Because Google Inc. stubbed its public relations toe earlier this year when a security firm “hacker” was able to gain access to the Google Wallet’s secure element in a smartphone and steal or wipe out PINs, it was no surprise the company made the leap to store card data in the cloud.
Even though Google Wallet’s secure element, or tamper-resistant platform, remains imbedded in the mobile phone, the Internet technology provider essentially made a switch to put card data in a remote Google server to offer better security. Google says it also makes the process of placing cards in a Google Wallet easier for issuers and consumers. As such, the company says it has enjoyed twice as much consumer use of the mobile wallet since making the change.
Using the cloud to store card data in a remote site rather than “locally” on the consumer’s smartphone, is a viable approach for mobile payments technology, says David Kaminsky, analyst for emerging payments with Mercator Advisory Group.
Plus, it doesn’t hurt when a big-name corporation illustrates it can be a positive move. “Google is the leader in this field and if they do it, others will follow,” Kaminsky says.
It didn’t take long for other technology providers to inform issuers, merchants and contactless payment developers they are offering cloud-based services that take an important next step.
A few weeks after Google announced its change, Austin, Texas-based startup SimplyTapp claimed to be taking that step by developing an alternative that would eliminate the need for a secure element on a Near Field Communication-enabled phone.
A week later, French security technology provider, Inside Secure, revealed a similar technology that turns NFC phones into “secured antennas” that can pull down sensitive data stored in the cloud and present it to an NFC-enabled point-of-sale terminal.
By keeping a secure element in the smartphone, Google has solved only half of the security problem, says SimplyTapp co-founder Doug Yeager.
Google’s new approach secures card data and reconciliation of payment in the cloud, but the secure element in the phone remains the hardware communicating with the point-of-sale terminal to initiate a transaction, Yeager says.
“They removed the need to have a business relationship with a bank and have allowed anyone to enter their card data to be used as payment, and that is a huge step,” Yeager says.
But SimplyTapp and Inside Secure store data in a true “remote secure element” in the cloud, with the card data being pulled down from the cloud to pass through the phone and to the point-of-sale terminal.
NFC security standards for card emulation, or when a phone is being used in place of a plastic card at a point of sale, call for use of a secure element for sensitive data within a mobile phone. SimplyTapp’s mobile app uses a Host Card Emulation patch for Android phones to allow a contactless point-of-sale terminal to interrogate an application that runs within a host operating system on a mobile device, rather a secure element.
Neither Google nor Inside Secure responded to inquiries about their systems.
The ability to store card data in the cloud when using a smartphone will increase momentum for mobile payments acceptance by merchants and consumers, Yeager says.
“It removes the pain point of developing a relationship with a hardware vendor or telecommunications manager for issuing cards,” Yeager says.
In addition, the new technology increases interoperability between handsets because all hardware with an Internet connection and NFC antennas can communicate with it, as opposed to current technology that relies on the various forms of local secure elements with the phones, such as SIM, microSD, embedded and others, Yeager adds.
The development of technology to conduct NFC payments without a secure element on a phone is likely to provide an overall boost for NFC technology as a preferred mobile payment method, Yeager says.
“To those of us in the industry, NFC has taken so long to evolve that it appears ‘old’ before it is new,” Yeager says.

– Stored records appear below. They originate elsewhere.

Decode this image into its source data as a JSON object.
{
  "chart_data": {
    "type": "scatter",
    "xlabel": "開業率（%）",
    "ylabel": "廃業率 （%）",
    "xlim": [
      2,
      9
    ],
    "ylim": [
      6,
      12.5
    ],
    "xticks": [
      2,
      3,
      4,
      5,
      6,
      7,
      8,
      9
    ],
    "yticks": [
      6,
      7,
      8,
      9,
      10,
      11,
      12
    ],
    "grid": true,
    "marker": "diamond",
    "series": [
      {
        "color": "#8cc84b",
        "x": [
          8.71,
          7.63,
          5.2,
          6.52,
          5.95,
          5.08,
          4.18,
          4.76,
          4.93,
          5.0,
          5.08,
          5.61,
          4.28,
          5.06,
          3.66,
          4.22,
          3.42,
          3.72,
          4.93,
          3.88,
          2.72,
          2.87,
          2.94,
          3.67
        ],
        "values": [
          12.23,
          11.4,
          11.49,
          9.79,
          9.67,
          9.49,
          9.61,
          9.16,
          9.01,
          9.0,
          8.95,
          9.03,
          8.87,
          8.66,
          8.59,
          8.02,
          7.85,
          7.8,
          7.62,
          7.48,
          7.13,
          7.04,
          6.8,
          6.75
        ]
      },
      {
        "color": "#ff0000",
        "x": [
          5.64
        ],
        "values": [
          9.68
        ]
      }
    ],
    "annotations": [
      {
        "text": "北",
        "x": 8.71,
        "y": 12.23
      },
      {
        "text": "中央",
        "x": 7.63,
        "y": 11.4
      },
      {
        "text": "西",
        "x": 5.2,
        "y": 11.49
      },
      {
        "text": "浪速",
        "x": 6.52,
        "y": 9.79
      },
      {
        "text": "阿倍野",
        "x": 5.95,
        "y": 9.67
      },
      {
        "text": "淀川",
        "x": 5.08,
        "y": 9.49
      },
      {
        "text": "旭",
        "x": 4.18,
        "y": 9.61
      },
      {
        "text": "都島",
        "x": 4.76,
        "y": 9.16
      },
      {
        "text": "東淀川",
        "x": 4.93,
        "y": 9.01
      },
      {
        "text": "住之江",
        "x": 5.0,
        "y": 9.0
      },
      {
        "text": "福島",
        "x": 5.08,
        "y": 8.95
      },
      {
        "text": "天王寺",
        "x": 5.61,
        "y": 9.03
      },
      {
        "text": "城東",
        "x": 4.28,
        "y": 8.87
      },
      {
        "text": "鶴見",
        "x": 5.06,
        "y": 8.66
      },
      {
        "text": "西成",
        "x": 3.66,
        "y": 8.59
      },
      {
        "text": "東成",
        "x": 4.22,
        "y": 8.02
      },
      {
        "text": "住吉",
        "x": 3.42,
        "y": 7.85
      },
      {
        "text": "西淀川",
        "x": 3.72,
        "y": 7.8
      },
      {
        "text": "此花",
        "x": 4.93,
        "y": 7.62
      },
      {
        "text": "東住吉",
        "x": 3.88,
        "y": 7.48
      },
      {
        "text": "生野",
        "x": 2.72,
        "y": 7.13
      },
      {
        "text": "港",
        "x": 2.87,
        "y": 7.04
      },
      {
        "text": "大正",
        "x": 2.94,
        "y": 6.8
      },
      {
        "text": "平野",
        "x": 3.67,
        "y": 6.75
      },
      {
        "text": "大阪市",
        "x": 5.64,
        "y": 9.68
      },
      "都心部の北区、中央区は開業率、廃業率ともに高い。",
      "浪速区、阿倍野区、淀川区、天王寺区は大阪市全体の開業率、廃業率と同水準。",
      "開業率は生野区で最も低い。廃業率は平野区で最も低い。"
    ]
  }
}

Still, for the majority of the merchant and consumer population, NFC is still viewed as “very new,” he adds.
“I love the look on the cashier’s face when I use the SimplyTapp app to pay for things,” Yeager says. “It is clear they are amazed, and for the most part upbeat about the mobile pay movement.”
Kaminsky chooses a bit of a play on words to warn that much remains unknown about cloud-based services.
“A lot remains up in the air as far as security in the cloud,” Kaminsky says. As such, it is difficult to predict if Google will expand upon its venture with the secure element and keep it as a permanent feature of its service.
In the meantime, companies like SimplyTapp are definitely helping carriers and issuers bridge the gap between secure elements in the phone to one on a virtual server, Kaminsky adds.